This project was under my mentor control, because it was my first electronic project. At the beginning teacher suggested to use Arduino to blink 8 LEDs in other ways (like running diode left, right, all on,all off, on,off,on,off etc.) It was good idea, becuase after that I knew that it's isn't as hard as I thought. Software on arduino needs to be written in C so I hadn't many problems with new enviroment, just some new functions like : digitalWrite(), digitalRead(), analogRead(), analogWrite().
Now something about my cube. I have decided it will be green and here is parts list:
- Arduino Duemalinove (after just ATmega328 with external programmer)
- 700 Green LEDs (I thought it's enough but after I had to buy next 100 LEDs)

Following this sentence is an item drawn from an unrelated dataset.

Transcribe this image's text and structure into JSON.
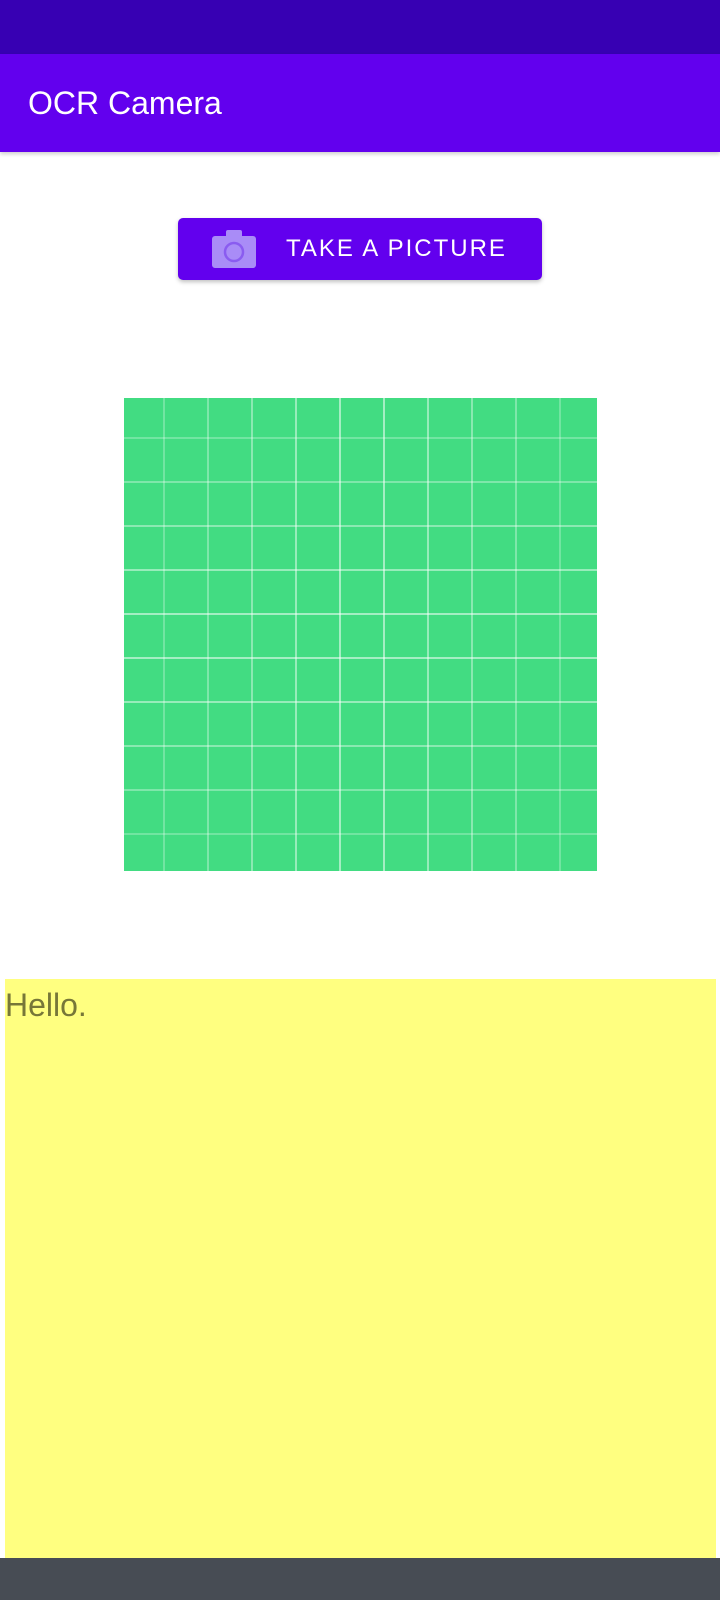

- 8x 74HC595 (shift register)
- 1x 74HC138 (3 to 8 decoder)
- 8x NDS8434 (FET-P transistors)
- 64x BC807-25 (PNP transistors)
- 1x 74HC245 (buffer for signals to registers)
- some resitors (to set LED's brightness)
- some capacitors (on power supply to microchips)
- connection wires
- DC power supply 5V (output current up to 2A)
Main part is of course arduino. It was good to start with it but after a time I realised that better is using simple processor permanently connected to the cube. Arduino is better for prototypes and testing. So after a long time looking for a good guide "How to burn arduino bootloader on ATmega328" I finally found it and it works! Now I can get something like arduino programmable by external programmer (I use USBasp, the cheapest) but much cheeper! For arduino I pay 80zl (polish currency) and for ATmega328, cristal 16MHz, small universal PCB,2 small capacitors, 5V stabilistor (7805) I pay no more than 10zl so only 12,5% of arduino's price with the same utility. In this category you can find small guide how to burn arduino bootloader to ATmega8 and ATmega328.
I found the cheapest diodes and bought 700 of them. When I was soldering 8x8 flat pieces, I think the 5%-10% of diodes were dead already and other 20% I have burned cause of soldering too long. So I had to buy more supplies.
74HC595 8-bit Shift registers are connected to each line with 8 diodes (in line). DATA OUT from register is connected to DATA IN in next register so I have something like 64-bit shift register. These microchips are easy to control. Just power and 3 controlling signals (LATCH, CLOCK, DATA). I wouldn't write here how it works, you can find it everywhere.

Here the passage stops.